Deconvoluting complex correlates of COVID-19 severity with a multi-omic pandemic tracking strategy

Abstract

The SARS-CoV-2 pandemic has differentially impacted populations across race and ethnicity. A multi-omic approach represents a powerful tool to examine risk across multi-ancestry genomes. We leverage a pandemic tracking strategy in which we sequence viral and host genomes and transcriptomes from nasopharyngeal swabs of 1049 individuals (736 SARS-CoV-2 positive and 313 SARS-CoV-2 negative) and integrate them with digital phenotypes from electronic health records from a diverse catchment area in Northern California. Genome-wide association disaggregated by admixture mapping reveals novel COVID-19-severity-associated regions containing previously reported markers of neurologic, pulmonary and viral disease susceptibility. Phylodynamic tracking of consensus viral genomes reveals no association with disease severity or inferred ancestry. Summary data from multiomic investigation reveals metagenomic and HLA associations with severe COVID-19. The wealth of data available from residual nasopharyngeal swabs in combination with clinical data abstracted automatically at scale highlights a powerful strategy for pandemic tracking, and reveals distinct epidemiologic, genetic, and biological associations for those at the highest risk.

Fig. 1. SARS-CoV-2 pandemic tracking from residual NP swabs and abstracted EHR data combined with genetic ancestry inference allows identification of high risk populations and examination of its interaction with viral phylogeny and disease severity.

A We collected samples from 736 SARS-CoV2 positive and 313 negative patients between Mar-Aug 2020 with clinical severity scores ranging from 1 (ambulatory) to 8 (death). B Examples of individual patient trajectories in COVID-19 severity score as abstracted from the electronic healthcare record. C Severity scores abstracted directly from the electronic health record daily for thirty days before and after the positive NP swab test on all included patients with severity score ≥ 4 (hospitalized, needs oxygen) demonstrates significant variability in patient course. D Whole genome sequencing from DNA isolated from 150 ul of NP swab VTM yielded sequence on >95% of samples with mean of means coverage 2.6X. E RNA sequencing using shotgun sequencing recovered consensus SARS-CoV-2 sequence on the majority of NP swabs with a clinical PCR CT value <30. ARTIC primer enrichment increased this yield (Supplementary Fig. 1D). F Genetic ancestry admixture of individuals with positive versus negative COVID-19 tests in the present study. Individuals with Indigenous American ancestry are overrepresented in cases, whereas controls show more European and South Asian genetic ancestry. G Self-reported (top) and genetic ancestry (bottom) of enrolled COVID-19 + individuals over time reveals disproportionate representation of Hispanic/Latino ethnicity and Indigenous American ancestries during summer pandemic wave, whereas the first wave is seen to have predominantly affected non-Hispanic individuals and individuals of European genetic ancestry. H Phylogenetic reconstruction of SARS-CoV-2 sequences. Tip colors correspond to the inferred genetic ancestry of the infected hosts, whose consensus SARS-CoV-2 sequences were isolated and used for inferring the viral phylogeny. Horizontal lines to the right of the phylogeny indicate host severity scores corresponding to the tips of the phylogeny. Severity score codes are displayed in Supplementary Table 1.
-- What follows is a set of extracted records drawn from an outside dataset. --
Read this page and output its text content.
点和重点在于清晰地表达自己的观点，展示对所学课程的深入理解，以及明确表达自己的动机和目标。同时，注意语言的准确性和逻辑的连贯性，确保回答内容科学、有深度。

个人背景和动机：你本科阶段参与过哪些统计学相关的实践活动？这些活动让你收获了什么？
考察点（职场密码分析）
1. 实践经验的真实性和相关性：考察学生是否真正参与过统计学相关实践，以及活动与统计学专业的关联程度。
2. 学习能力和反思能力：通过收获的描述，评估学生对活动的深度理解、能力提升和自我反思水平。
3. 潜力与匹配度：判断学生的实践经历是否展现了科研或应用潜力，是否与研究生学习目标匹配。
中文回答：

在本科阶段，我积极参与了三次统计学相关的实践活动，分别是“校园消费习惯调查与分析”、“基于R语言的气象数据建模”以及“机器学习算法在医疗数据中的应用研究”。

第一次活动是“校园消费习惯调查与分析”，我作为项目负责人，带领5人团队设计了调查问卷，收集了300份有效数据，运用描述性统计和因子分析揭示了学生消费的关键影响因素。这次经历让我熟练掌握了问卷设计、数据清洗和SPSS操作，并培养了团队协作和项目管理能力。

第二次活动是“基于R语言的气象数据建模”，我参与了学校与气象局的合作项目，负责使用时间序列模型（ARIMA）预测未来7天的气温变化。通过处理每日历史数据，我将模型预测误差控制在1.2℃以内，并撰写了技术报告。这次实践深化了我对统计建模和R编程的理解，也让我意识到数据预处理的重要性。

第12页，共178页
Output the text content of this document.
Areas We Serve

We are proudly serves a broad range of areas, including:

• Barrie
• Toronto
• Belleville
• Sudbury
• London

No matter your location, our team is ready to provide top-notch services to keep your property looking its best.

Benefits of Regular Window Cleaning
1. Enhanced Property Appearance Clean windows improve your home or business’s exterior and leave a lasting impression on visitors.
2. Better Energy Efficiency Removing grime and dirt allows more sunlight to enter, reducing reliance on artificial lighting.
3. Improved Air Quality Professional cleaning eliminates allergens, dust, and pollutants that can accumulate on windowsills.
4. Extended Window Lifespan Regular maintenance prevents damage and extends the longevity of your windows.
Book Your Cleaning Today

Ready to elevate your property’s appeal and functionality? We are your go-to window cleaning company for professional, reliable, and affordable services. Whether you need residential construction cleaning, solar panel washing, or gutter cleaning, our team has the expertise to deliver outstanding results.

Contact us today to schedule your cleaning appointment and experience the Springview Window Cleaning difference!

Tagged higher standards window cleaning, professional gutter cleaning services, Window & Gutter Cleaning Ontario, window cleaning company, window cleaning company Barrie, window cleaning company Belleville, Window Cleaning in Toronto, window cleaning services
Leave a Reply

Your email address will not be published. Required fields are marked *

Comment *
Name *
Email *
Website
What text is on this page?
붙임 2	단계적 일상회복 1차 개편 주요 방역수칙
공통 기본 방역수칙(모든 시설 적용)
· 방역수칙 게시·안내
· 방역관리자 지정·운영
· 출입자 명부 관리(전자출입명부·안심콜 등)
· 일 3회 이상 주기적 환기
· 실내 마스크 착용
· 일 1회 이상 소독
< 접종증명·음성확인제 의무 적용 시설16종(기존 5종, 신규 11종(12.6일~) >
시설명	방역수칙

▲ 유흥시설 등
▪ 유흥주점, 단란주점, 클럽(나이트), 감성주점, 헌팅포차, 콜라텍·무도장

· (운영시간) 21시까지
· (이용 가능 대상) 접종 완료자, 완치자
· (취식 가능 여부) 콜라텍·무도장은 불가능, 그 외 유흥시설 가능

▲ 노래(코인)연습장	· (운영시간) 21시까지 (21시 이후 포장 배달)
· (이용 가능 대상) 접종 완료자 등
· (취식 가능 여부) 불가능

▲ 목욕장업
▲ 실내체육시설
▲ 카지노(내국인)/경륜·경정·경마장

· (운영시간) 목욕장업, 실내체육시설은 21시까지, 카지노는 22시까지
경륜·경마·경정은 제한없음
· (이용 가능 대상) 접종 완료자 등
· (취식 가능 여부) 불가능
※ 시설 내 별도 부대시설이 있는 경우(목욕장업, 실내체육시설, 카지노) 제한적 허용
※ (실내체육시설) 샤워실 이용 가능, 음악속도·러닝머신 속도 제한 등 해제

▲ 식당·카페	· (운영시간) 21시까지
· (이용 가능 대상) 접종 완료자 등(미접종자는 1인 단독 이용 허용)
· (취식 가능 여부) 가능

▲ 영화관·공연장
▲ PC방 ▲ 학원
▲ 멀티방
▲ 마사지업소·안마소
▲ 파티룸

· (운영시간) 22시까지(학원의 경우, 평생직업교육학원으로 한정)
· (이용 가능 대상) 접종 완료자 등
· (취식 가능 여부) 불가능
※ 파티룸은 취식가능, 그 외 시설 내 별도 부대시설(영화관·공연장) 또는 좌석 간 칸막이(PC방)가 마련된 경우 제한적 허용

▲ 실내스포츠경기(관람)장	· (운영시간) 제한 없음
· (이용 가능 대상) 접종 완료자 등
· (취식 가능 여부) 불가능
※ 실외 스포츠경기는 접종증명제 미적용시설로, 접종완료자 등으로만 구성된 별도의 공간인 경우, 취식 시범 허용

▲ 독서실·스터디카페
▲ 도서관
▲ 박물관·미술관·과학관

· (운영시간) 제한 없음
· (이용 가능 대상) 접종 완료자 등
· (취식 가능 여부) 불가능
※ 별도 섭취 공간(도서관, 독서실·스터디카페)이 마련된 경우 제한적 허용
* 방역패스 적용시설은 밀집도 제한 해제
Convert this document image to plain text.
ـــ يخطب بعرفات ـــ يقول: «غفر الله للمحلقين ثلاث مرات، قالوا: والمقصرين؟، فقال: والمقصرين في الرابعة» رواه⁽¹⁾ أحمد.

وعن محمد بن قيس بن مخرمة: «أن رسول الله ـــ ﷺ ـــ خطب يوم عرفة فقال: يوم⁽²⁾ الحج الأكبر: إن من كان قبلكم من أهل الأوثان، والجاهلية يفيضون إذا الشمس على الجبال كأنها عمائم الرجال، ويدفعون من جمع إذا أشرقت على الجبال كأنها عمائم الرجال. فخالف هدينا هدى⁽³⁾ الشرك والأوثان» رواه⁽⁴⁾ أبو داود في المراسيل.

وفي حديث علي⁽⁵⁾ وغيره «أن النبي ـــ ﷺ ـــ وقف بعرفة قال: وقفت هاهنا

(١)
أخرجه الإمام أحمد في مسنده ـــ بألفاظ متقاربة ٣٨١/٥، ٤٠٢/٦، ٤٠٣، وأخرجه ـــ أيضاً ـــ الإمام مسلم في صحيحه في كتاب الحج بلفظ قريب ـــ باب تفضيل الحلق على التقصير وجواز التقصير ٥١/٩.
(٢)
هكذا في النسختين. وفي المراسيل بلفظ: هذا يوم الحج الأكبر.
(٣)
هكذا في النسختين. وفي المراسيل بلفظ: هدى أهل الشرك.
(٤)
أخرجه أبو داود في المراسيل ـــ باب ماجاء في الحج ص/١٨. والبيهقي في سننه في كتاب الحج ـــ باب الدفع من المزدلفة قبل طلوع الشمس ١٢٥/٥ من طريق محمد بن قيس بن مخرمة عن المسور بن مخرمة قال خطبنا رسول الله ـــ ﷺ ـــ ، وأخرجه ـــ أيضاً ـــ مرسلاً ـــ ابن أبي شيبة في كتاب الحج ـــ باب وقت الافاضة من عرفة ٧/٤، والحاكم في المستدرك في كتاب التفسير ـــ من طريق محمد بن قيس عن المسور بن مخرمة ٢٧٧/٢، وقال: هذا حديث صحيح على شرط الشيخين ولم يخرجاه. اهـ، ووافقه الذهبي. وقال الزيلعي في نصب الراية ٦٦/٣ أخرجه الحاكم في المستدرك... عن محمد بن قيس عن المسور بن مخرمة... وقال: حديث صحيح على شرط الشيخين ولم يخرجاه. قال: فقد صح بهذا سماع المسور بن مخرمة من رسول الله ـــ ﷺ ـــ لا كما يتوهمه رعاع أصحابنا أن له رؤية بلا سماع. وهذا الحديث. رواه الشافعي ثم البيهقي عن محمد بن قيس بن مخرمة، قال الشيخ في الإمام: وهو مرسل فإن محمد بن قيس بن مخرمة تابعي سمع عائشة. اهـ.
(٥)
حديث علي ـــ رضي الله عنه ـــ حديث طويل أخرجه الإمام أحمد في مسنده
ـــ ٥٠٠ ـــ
Fig. 2. COVID-19 severity is associated with local-ancestry-specific risk loci via admixture mapping, and is also correlated with metagenomic features of the NP transcriptome.

A Ancestry-specific risk loci found in African and Oceanian ancestries, respectively after correcting for overall genetic ancestry proportion, BMI, sex, and age. Each colored dot represents a window of the genome. Black lines represent ancestry-specific thresholds determined by the method of Shriner et al. Thresholds determined by running one thousand association tests on random permutations of case-control labels are displayed in Figure S5. B Traits associated with genomic regions statistically enriched for disease severity in the GWAS catalog. For additional information including a full list of previously reported SNPs and neighboring genes, see Supplementary Data 1. All summary statistics are available at covid-omics.org. C Schematic of multiomic pandemic tracking strategy. Created with BioRender.com. D Uniform manifold approximation and projection (UMAP) of patient Nasal Microbiome abundances colored by patient COVID-19 severity score. (E) Regression of species-specific abundance against continuous disease severity, corrected for age, sex and BMI, identified P. yeei abundance in the nasopharyngeal microbiome as associated with high severity COVID-19 infections (Bonferroni adjusted p = 7e−04 (two-sided)).